The Articles section of In geveb is happy to receive submissions for peer review, as well as proposals for book reviews. We encourage submissions from a wide variety of disciplines: history, linguistics, anthropology, religious studies, sociology, literature, etc. We are interested in book reviews of works in Yiddish Studies published in languages other than English (though the review must still be in English). Please email us at [email protected] if you would like to propose a book review or let us know about a book that needs reviewing. Full submission guidelines can be found here.
Meanwhile, our Translation section is full to bursting with your submissions! So for the first time in In geveb history, we are closing translation submissions until January 2018 while we work to publish the fantastic translations that we currently have under review and in the process of publication.
Our Summer Vacation
Think you caught sight of an In geveb editor at YiddishSpa!™ this summer? We wish. Daniel Kennedy, Managing Editor for Translations, was sighted teaching at Ot Azoy in London this summer, while Chief Editor Madeleine Cohen was busy getting acquainted with the ancient Egyptian artifacts that share office space with her in Harvard’s Semitic Museum. Our Peer Review Editor Sunny Yudkoff met the granddaughter of Zishe Landau in Madison, WI, and Managing Editor of the Pedagogy section, Jessica Kirzane, had a steamy summer translating a Yom Kippur story about interfaith lust (forthcoming on the Yiddish Book Center’s website). Meanwhile, Assitant Editor for Translations, Ze’ev Duckworth, shared a shabbos dinner in Jerusalem with the daughter of Rakhmiel Feldman, whose work Ze’ev is translating.

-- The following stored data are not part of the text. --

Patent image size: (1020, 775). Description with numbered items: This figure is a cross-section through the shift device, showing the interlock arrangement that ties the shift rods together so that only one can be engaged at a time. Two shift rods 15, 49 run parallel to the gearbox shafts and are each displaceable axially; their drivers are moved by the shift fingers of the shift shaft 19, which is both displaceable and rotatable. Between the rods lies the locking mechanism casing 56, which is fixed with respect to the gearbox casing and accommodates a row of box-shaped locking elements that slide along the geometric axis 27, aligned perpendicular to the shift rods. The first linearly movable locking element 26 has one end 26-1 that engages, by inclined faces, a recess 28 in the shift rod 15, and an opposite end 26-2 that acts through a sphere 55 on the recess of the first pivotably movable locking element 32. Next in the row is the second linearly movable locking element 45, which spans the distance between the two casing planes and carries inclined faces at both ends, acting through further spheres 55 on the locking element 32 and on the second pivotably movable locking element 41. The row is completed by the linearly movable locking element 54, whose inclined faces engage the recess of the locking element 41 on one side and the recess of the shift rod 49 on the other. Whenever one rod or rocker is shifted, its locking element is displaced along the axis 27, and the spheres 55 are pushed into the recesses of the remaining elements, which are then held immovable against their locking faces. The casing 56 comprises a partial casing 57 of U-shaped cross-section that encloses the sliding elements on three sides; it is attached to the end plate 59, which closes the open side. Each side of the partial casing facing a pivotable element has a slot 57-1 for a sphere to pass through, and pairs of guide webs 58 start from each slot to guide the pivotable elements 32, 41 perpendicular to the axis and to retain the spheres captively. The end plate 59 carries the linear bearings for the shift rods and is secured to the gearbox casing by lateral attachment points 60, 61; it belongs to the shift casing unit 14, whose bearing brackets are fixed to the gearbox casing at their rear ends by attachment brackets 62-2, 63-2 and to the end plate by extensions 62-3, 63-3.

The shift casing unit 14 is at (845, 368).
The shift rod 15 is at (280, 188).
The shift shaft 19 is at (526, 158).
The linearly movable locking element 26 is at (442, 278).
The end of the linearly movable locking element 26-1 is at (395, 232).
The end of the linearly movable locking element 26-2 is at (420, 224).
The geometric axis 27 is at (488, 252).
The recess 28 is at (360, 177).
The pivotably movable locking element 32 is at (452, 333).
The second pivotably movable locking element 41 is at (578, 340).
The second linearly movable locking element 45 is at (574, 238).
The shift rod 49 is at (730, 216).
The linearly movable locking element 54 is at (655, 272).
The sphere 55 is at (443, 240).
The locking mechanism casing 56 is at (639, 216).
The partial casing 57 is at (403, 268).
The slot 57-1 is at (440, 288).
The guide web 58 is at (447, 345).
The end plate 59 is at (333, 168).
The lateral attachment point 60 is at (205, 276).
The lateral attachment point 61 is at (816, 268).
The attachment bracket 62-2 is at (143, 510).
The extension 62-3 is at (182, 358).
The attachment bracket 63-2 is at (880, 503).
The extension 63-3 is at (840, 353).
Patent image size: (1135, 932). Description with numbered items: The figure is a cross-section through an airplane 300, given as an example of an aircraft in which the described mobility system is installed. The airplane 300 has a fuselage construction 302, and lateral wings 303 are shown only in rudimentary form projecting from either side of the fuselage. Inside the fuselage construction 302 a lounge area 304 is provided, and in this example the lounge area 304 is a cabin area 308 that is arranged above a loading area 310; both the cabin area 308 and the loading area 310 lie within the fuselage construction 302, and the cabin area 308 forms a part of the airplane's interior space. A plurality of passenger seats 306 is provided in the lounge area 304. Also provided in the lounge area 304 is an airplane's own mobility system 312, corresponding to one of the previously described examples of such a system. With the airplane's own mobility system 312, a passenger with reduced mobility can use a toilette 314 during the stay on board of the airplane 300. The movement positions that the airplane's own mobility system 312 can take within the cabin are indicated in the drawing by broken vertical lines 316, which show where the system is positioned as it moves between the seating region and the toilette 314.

Managing Editor of the Blog, Diana Clarke, was up and down the east coast, shmoozing with one of Y. L. Peretz’ descendents in Pittsburgh, increasing the number of Yiddish-related tattoos in the world, and thinking of Celia Dropkin in Bluefield as she drove through Tennessee. Actually, that sounds almost as good as YiddishSpa! And our Senior Editor, Saul Zaritt, spent time expanding his English lexicon with a set of Isaac Bashevis Singer’s own flashcards for practicing English, including such vocabulary as “obtuse,” “vituperate,” “shambles,” “delusion,” and “Israelite.” vos iz taytsh vitupereyt?
But we’re glad to be back to work and back to reading and editing your submissions, hearing from our readers, and in general producing great Yiddish scholarship and culture for another year. Finally, a groysn dank to the dozens of readers who supported us financially at the end of the fiscal year in June, In geveb depends on your continued support.